Snares are also relatively lightweight, cheap, and easy to pack.
Today’s video shows how to make and use a Survival Squirrel Snare using bailing wire or 20 gauge galvanized steel wire.
A roll of this wire is about $5.00, makes several dozen snares, is relatively lightweight, compact, and can be used for other survival uses.
How to Build a Survival Squirrel Snare
- Cut a length of wire approximately 18 inches long (length depends on how you are going to attach it).
- Make a small loop at one end of the wire
- Run the wire back over itself and through the small twisted loop you made. This makes a larger loop “lasso”. The wire should run freely through the small twisted loop you made at the end of the wire. The loop this forms should be approximately the diameter of a coke can.
- With the small twisted loop at approximately the “10 o’clock” position, run the free end of your wire snare down and attach it to your squirrel run.
- The squirrel run is a straight stick relatively free of limbs and 6-10 feet long. It should be about the same thickness as a man’s wrist. This branch has one end resting on the ground, and the other resting on the trunk of a tree. It should intersect the ground at an approximate 45 degree angle.
Is possible you want to pick a tree that has a squirrel nest in it, or is an oak tree – that way squirrels will be naturally drawn to it.
The idea is that a squirrel will choose to run up the stick to get to the tree trunk, as that is easier for them to get on the tree than jumping the 90 degree angle to move from ground to trunk.
If a squirrel runs up the pole they will have to move through the snare. They won’t mind as it looks flexible and they can see through it. As they enter the snare, their head goes in, but their body cannot. The snare tightens around them as they run; they hit the end of the wire and fall off the branch in their struggle.

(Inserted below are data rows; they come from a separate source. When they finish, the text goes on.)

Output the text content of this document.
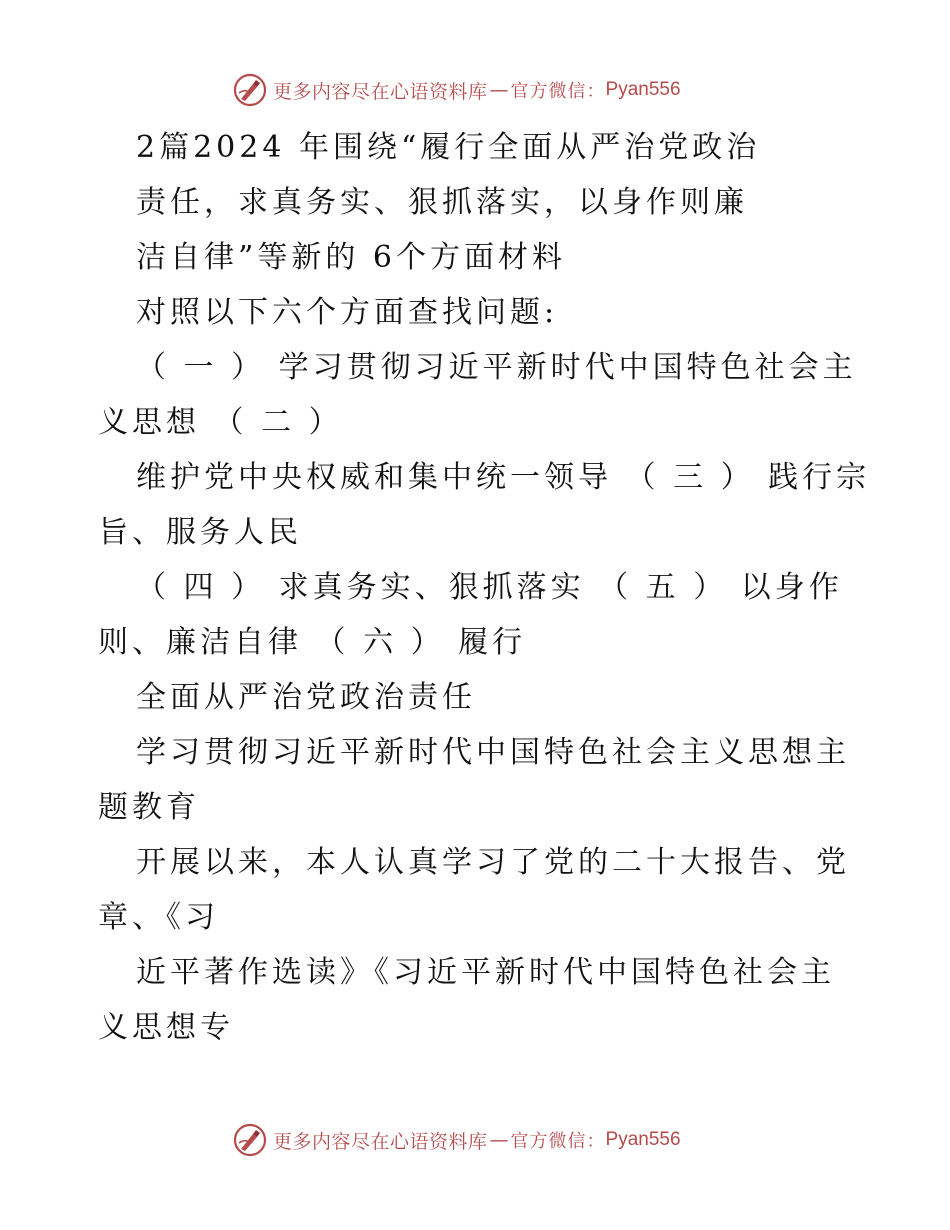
更多内容尽在心语资料库 — 官方微信： Pyan556
2篇2024 年围绕“履行全面从严治党政治
责任，求真务实、狠抓落实，以身作则廉
洁自律”等新的 6个方面材料
对照以下六个方面查找问题:
（ 一 ） 学习贯彻习近平新时代中国特色社会主
义思想 （ 二 ）
维护党中央权威和集中统一领导 （ 三 ） 践行宗
旨、服务人民
（ 四 ） 求真务实、狠抓落实 （ 五 ） 以身作
则、廉洁自律 （ 六 ） 履行
全面从严治党政治责任
学习贯彻习近平新时代中国特色社会主义思想主
题教育
开展以来，本人认真学习了党的二十大报告、党
章、《习
近平著作选读》《习近平新时代中国特色社会主
义思想专
更多内容尽在心语资料库 — 官方微信： Pyan556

Be Careful How You Place the Snare
If the wire is placed appropriately, they will hang themselves and will not be able to climb back up.

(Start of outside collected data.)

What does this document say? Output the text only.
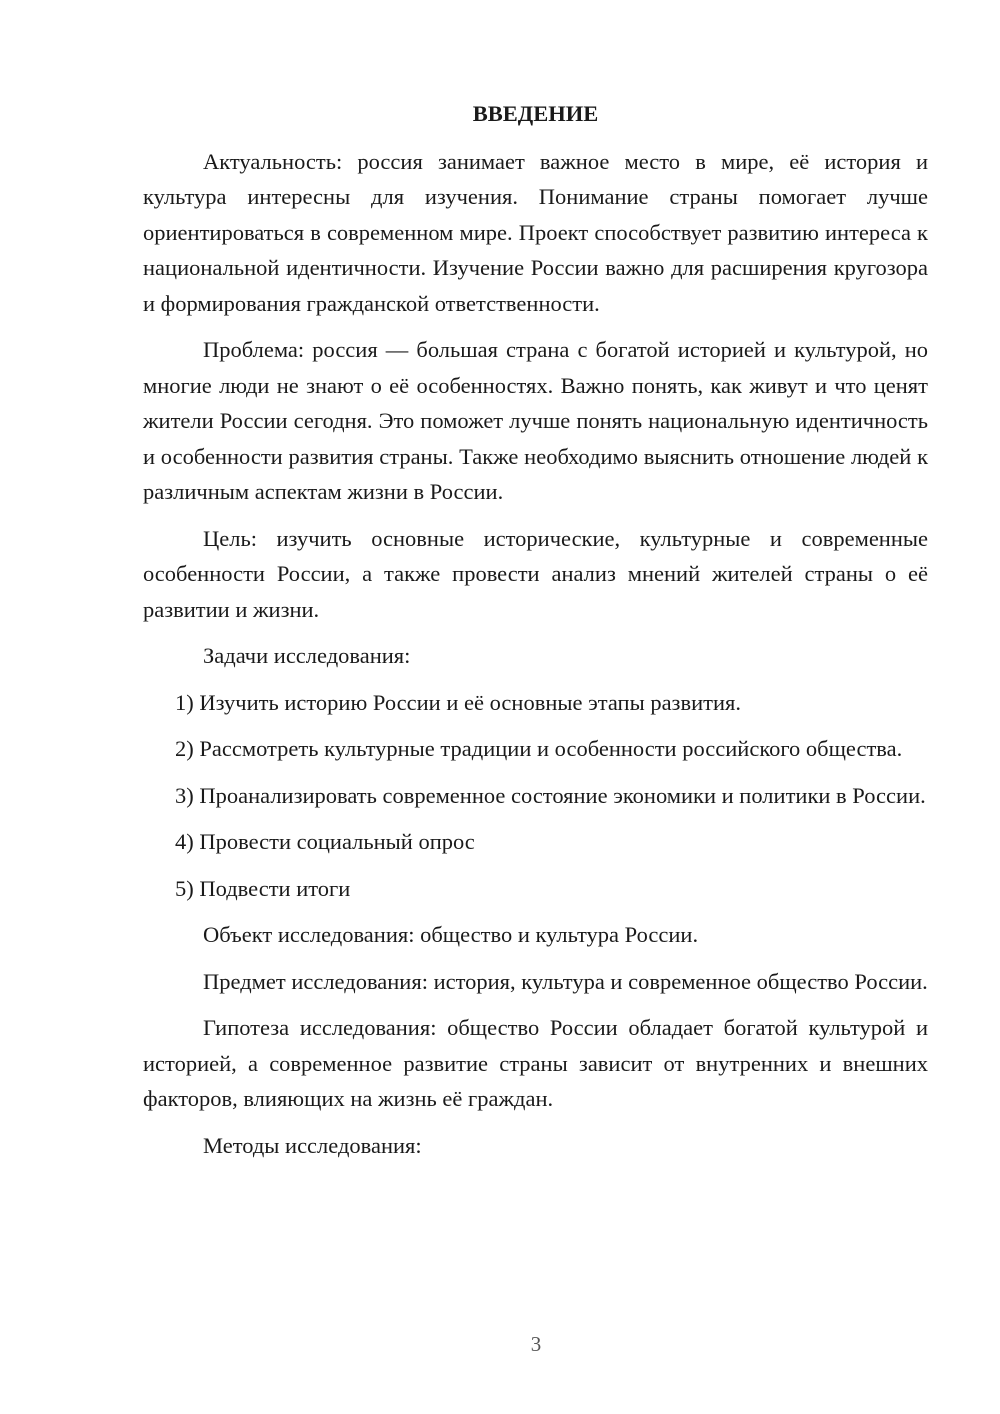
ВВЕДЕНИЕ

Актуальность: россия занимает важное место в мире, её история и культура интересны для изучения. Понимание страны помогает лучше ориентироваться в современном мире. Проект способствует развитию интереса к национальной идентичности. Изучение России важно для расширения кругозора и формирования гражданской ответственности.

Проблема: россия — большая страна с богатой историей и культурой, но многие люди не знают о её особенностях. Важно понять, как живут и что ценят жители России сегодня. Это поможет лучше понять национальную идентичность и особенности развития страны. Также необходимо выяснить отношение людей к различным аспектам жизни в России.

Цель: изучить основные исторические, культурные и современные особенности России, а также провести анализ мнений жителей страны о её развитии и жизни.

Задачи исследования:

1) Изучить историю России и её основные этапы развития.

2) Рассмотреть культурные традиции и особенности российского общества.

3) Проанализировать современное состояние экономики и политики в России.

4) Провести социальный опрос

5) Подвести итоги

Объект исследования: общество и культура России.

Предмет исследования: история, культура и современное общество России.

Гипотеза исследования: общество России обладает богатой культурой и историей, а современное развитие страны зависит от внутренних и внешних факторов, влияющих на жизнь её граждан.

Методы исследования:

3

You can place multiple snares on a single run, just make sure they are all high enough that a snared squirrel will hang free and not touch the ground, and that there is enough space that they cannot touch each other.
I do not know where you live, but obviously you need to look at the game laws in your area. In my state of Tennessee this is illegal, and not something I would do as long as I can go to the grocery for food. But in the event nothing else was available and I would starve otherwise, there are many squirrels in my subdivision (or nearby parks) and they could mean the difference between going hungry or not.